Thursday, May 20, 2010

Taking Bill Maher to Church

Faith is not the enemy of thought. The lazy and unethical way many of us have been taught to practice religion is.

That's from the Kansas City Star's Jason Whitlock, who offers this worthwhile bromide near the end of his verbal dismembering of political ranter Bill Maher, always a purveyor of opinion but now mostly a purveyor of doctrinaire antireligious opinion.

Whitlock, a liberal and fan of Maher's, nicely notes that labeling all religious belief delusional is more delusional than most religious belief.

Note well Whitlock's litany of moral accomplishments of religious people. Then note that in theswe stories of accomplishment the religion in question is almost universally the one with an incarnate god who willingly dies and rises for the sake of undeserving people.

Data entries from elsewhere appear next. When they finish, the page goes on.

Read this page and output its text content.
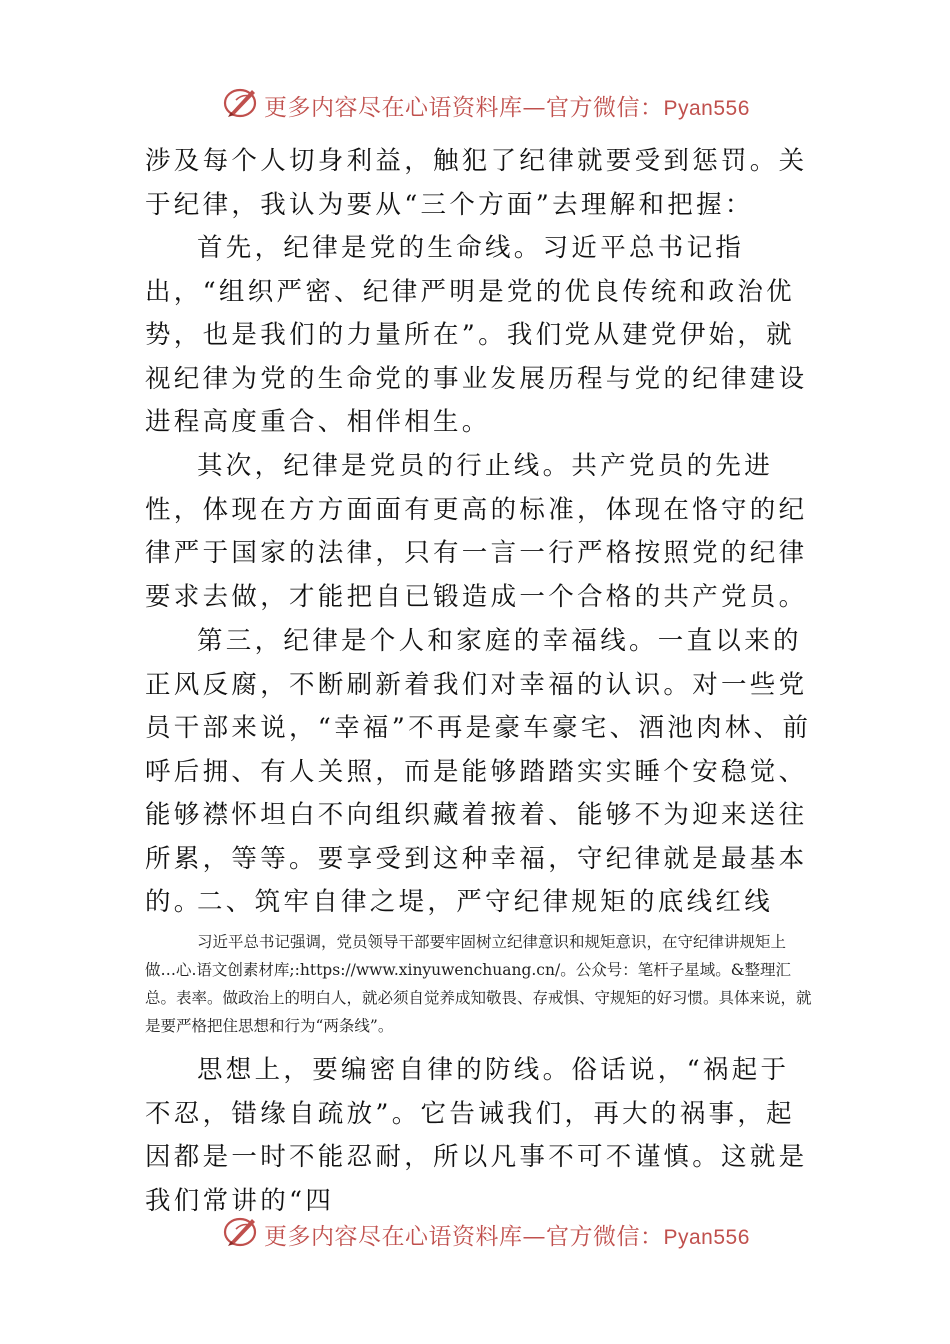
更多内容尽在心语资料库—官方微信：Pyan556

涉及每个人切身利益，触犯了纪律就要受到惩罚。关于纪律，我认为要从“三个方面”去理解和把握：

首先，纪律是党的生命线。习近平总书记指出，“组织严密、纪律严明是党的优良传统和政治优势，也是我们的力量所在”。我们党从建党伊始，就视纪律为党的生命党的事业发展历程与党的纪律建设进程高度重合、相伴相生。

其次，纪律是党员的行止线。共产党员的先进性，体现在方方面面有更高的标准，体现在恪守的纪律严于国家的法律，只有一言一行严格按照党的纪律要求去做，才能把自已锻造成一个合格的共产党员。

第三，纪律是个人和家庭的幸福线。一直以来的正风反腐，不断刷新着我们对幸福的认识。对一些党员干部来说，“幸福”不再是豪车豪宅、酒池肉林、前呼后拥、有人关照，而是能够踏踏实实睡个安稳觉、能够襟怀坦白不向组织藏着掖着、能够不为迎来送往所累，等等。要享受到这种幸福，守纪律就是最基本的。

二、筑牢自律之堤，严守纪律规矩的底线红线

习近平总书记强调，党员领导干部要牢固树立纪律意识和规矩意识，在守纪律讲规矩上做…心.语文创素材库;:https://www.xinyuwenchuang.cn/。公众号：笔杆子星域。&整理汇总。表率。做政治上的明白人，就必须自觉养成知敬畏、存戒惧、守规矩的好习惯。具体来说，就是要严格把住思想和行为“两条线”。

思想上，要编密自律的防线。俗话说，“祸起于不忍，错缘自疏放”。它告诫我们，再大的祸事，起因都是一时不能忍耐，所以凡事不可不谨慎。这就是我们常讲的“四

更多内容尽在心语资料库—官方微信：Pyan556
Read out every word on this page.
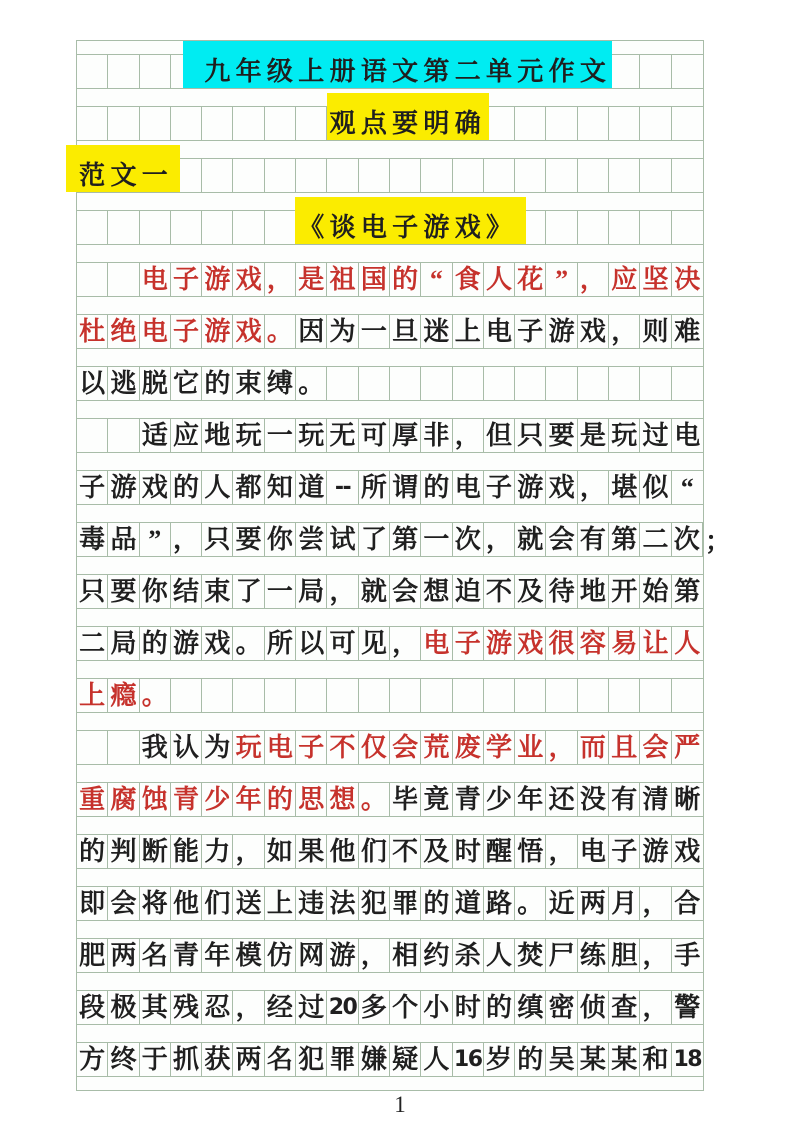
九 年 级 上 册 语 文 第 二 单 元 作 文
观 点 要 明 确
范 文 一
《 谈 电 子 游 戏 》
电 子 游 戏 ， 是 祖 国 的 “ 食 人 花 ” ， 应 坚 决
杜 绝 电 子 游 戏 。 因 为 一 旦 迷 上 电 子 游 戏 ， 则 难
以 逃 脱 它 的 束 缚 。
适 应 地 玩 一 玩 无 可 厚 非 ， 但 只 要 是 玩 过 电
子 游 戏 的 人 都 知 道 -- 所 谓 的 电 子 游 戏 ， 堪 似 “
毒 品 ” ， 只 要 你 尝 试 了 第 一 次 ， 就 会 有 第 二 次 ；
只 要 你 结 束 了 一 局 ， 就 会 想 迫 不 及 待 地 开 始 第
二 局 的 游 戏 。 所 以 可 见 ， 电 子 游 戏 很 容 易 让 人
上 瘾 。
我 认 为 玩 电 子 不 仅 会 荒 废 学 业 ， 而 且 会 严
重 腐 蚀 青 少 年 的 思 想 。 毕 竟 青 少 年 还 没 有 清 晰
的 判 断 能 力 ， 如 果 他 们 不 及 时 醒 悟 ， 电 子 游 戏
即 会 将 他 们 送 上 违 法 犯 罪 的 道 路 。 近 两 月 ， 合
肥 两 名 青 年 模 仿 网 游 ， 相 约 杀 人 焚 尸 练 胆 ， 手
段 极 其 残 忍 ， 经 过 20 多 个 小 时 的 缜 密 侦 查 ， 警
方 终 于 抓 获 两 名 犯 罪 嫌 疑 人 16 岁 的 吴 某 某 和 18
1
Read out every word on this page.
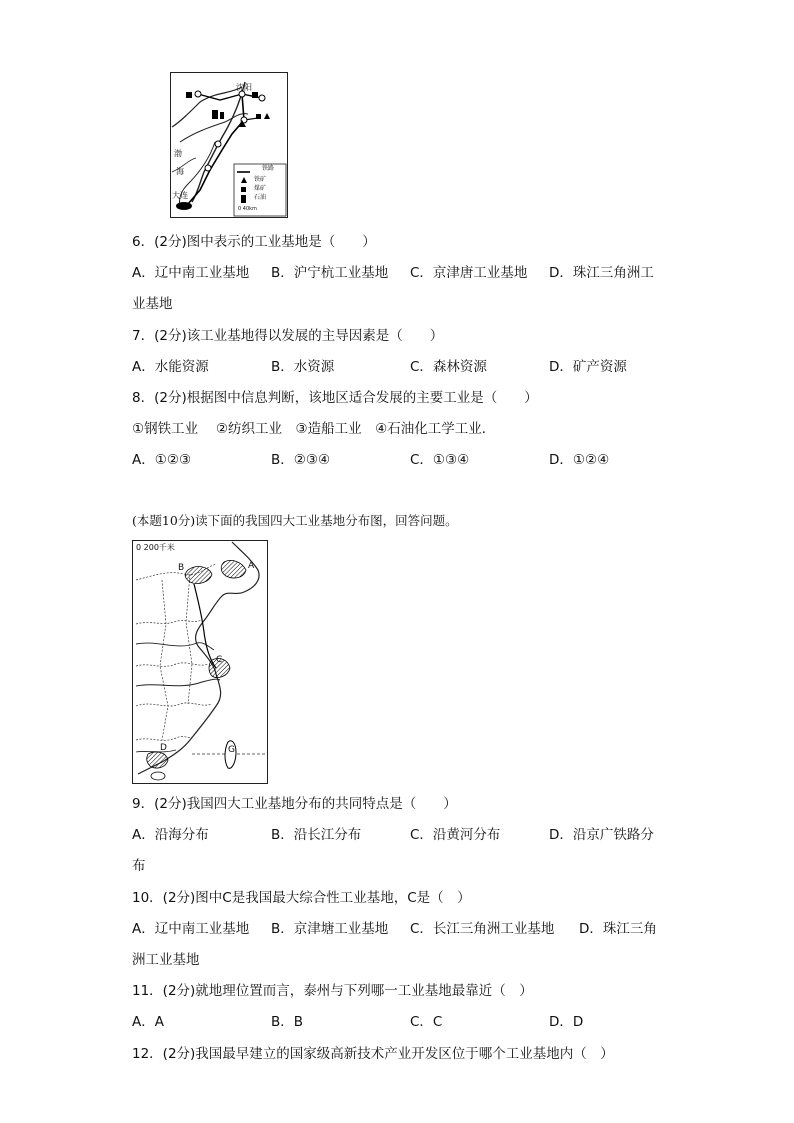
沈阳
渤
海
大连
铁路
铁矿
煤矿
石油
0 40km
6．(2分)图中表示的工业基地是（　　）
A．辽中南工业基地 B．沪宁杭工业基地 C．京津唐工业基地 D．珠江三角洲工
业基地
7．(2分)该工业基地得以发展的主导因素是（　　）
A．水能资源	B．水资源	C．森林资源	D．矿产资源
8．(2分)根据图中信息判断，该地区适合发展的主要工业是（　　）
①钢铁工业　 ②纺织工业　③造船工业　④石油化工学工业．
A．①②③	B．②③④	C．①③④	D．①②④
(本题10分)读下面的我国四大工业基地分布图，回答问题。
0 200千米
A
B
C
D	G
9．(2分)我国四大工业基地分布的共同特点是（　　）
A．沿海分布	B．沿长江分布	C．沿黄河分布	D．沿京广铁路分
布
10．(2分)图中C是我国最大综合性工业基地，C是（　）
A．辽中南工业基地 B．京津塘工业基地 C．长江三角洲工业基地 D．珠江三角
洲工业基地
11．(2分)就地理位置而言，泰州与下列哪一工业基地最靠近（　）
A．A	B．B	C．C	D．D
12．(2分)我国最早建立的国家级高新技术产业开发区位于哪个工业基地内（　）
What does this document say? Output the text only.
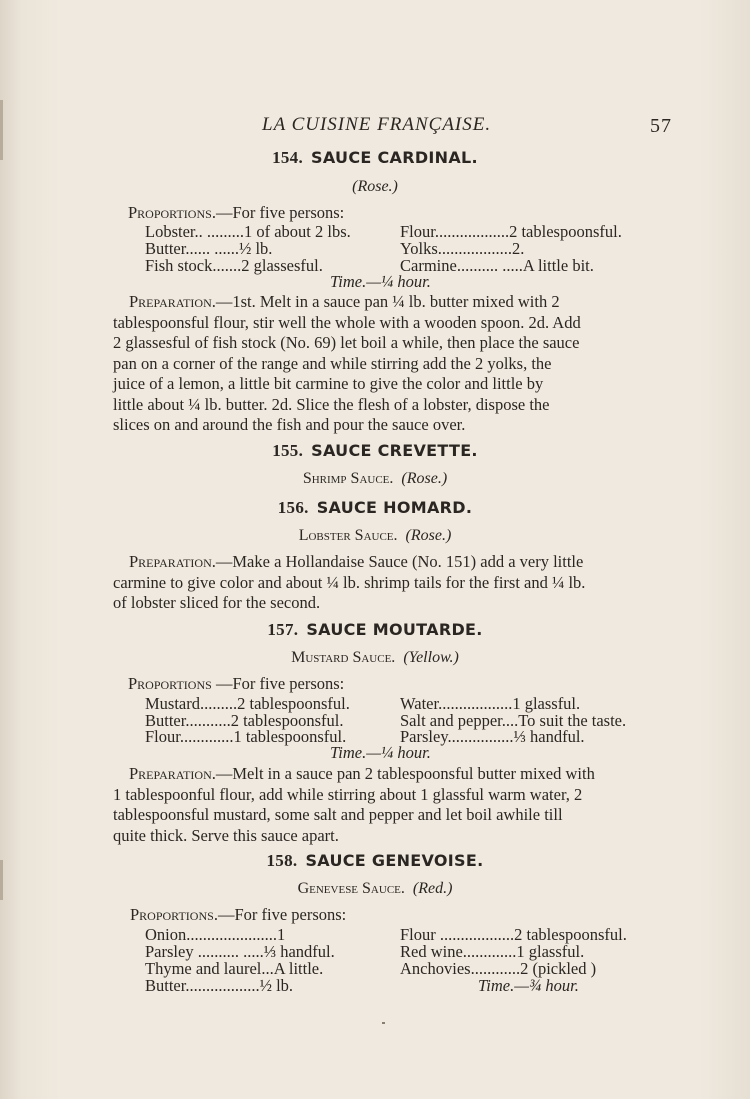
LA CUISINE FRANÇAISE.	57
154. SAUCE CARDINAL.
(Rose.)
Proportions.—For five persons:
Lobster.. .........1 of about 2 lbs.
Butter...... ......½ lb.
Fish stock.......2 glassesful.
Flour..................2 tablespoonsful.
Yolks..................2.
Carmine.......... .....A little bit.
Time.—¼ hour.
Preparation.—1st. Melt in a sauce pan ¼ lb. butter mixed with 2
tablespoonsful flour, stir well the whole with a wooden spoon. 2d. Add
2 glassesful of fish stock (No. 69) let boil a while, then place the sauce
pan on a corner of the range and while stirring add the 2 yolks, the
juice of a lemon, a little bit carmine to give the color and little by
little about ¼ lb. butter. 2d. Slice the flesh of a lobster, dispose the
slices on and around the fish and pour the sauce over.
155. SAUCE CREVETTE.
Shrimp Sauce. (Rose.)
156. SAUCE HOMARD.
Lobster Sauce. (Rose.)
Preparation.—Make a Hollandaise Sauce (No. 151) add a very little
carmine to give color and about ¼ lb. shrimp tails for the first and ¼ lb.
of lobster sliced for the second.
157. SAUCE MOUTARDE.
Mustard Sauce. (Yellow.)
Proportions —For five persons:
Mustard.........2 tablespoonsful.
Butter...........2 tablespoonsful.
Flour.............1 tablespoonsful.
Water..................1 glassful.
Salt and pepper....To suit the taste.
Parsley................⅓ handful.
Time.—¼ hour.
Preparation.—Melt in a sauce pan 2 tablespoonsful butter mixed with
1 tablespoonful flour, add while stirring about 1 glassful warm water, 2
tablespoonsful mustard, some salt and pepper and let boil awhile till
quite thick. Serve this sauce apart.
158. SAUCE GENEVOISE.
Genevese Sauce. (Red.)
Proportions.—For five persons:
Onion......................1
Parsley .......... .....⅓ handful.
Thyme and laurel...A little.
Butter..................½ lb.
Flour ..................2 tablespoonsful.
Red wine.............1 glassful.
Anchovies............2 (pickled )
Time.—¾ hour.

That's the other thing that needs to be said to Mr. Maher and others. The burning question is not the place of "religion" in the world. It's really the place of Christianity in the world. Bad versions of Christianity bear a more-than-superficial resemblance to various religious and irreligious phenomena, all of them bad too. Christianity that's properly Christian bears little resemblance to anything else--in what makes it properly Christian.


Anonymous said...

Good points. I'm just glad the atheists have someone is bitter and mean-spirited as Maher on their side. We have enough of those on the Christian side.

But on to another subject: After SWNiD pooh-poohed Earth Day so thoroughly one month ago today, he has not mentioned the disaster in the Gulf of Mexico.

Jon A. Alfred E. Michael J. Wile E. SWNID said...

We note that the observance of Earth Day was utterly impotent to forestall the Gulf ecological disaster.

BP is a poorly managed company with a history of bungles. The government, as always, is an inept regulator. This much is true irrespective of the party in control. Humans screw up.

We note further, in our contrarian and systems-thinking way, that an imagined world in which petroleum is replaced with so-called "green" energy is a different kind of ecological disaster, with vast swaths of land covered with solar cells and windmills and more vast swaths devoted to agriculture to raise food crops less efficiently and fuel crops to boot, while the low yield of all such activity leaves folks so universally impoverished that they have no surplus wealth to preserve and protect the undeveloped areas that remain.

This is a scenario familiar to those who know their economics: some losses are localized and obvious (oil in a bayou :: jobs lost to foreign competitors). Some are widespread and subtle (nature compromised by so-called green energy :: jobs lost to protectionism).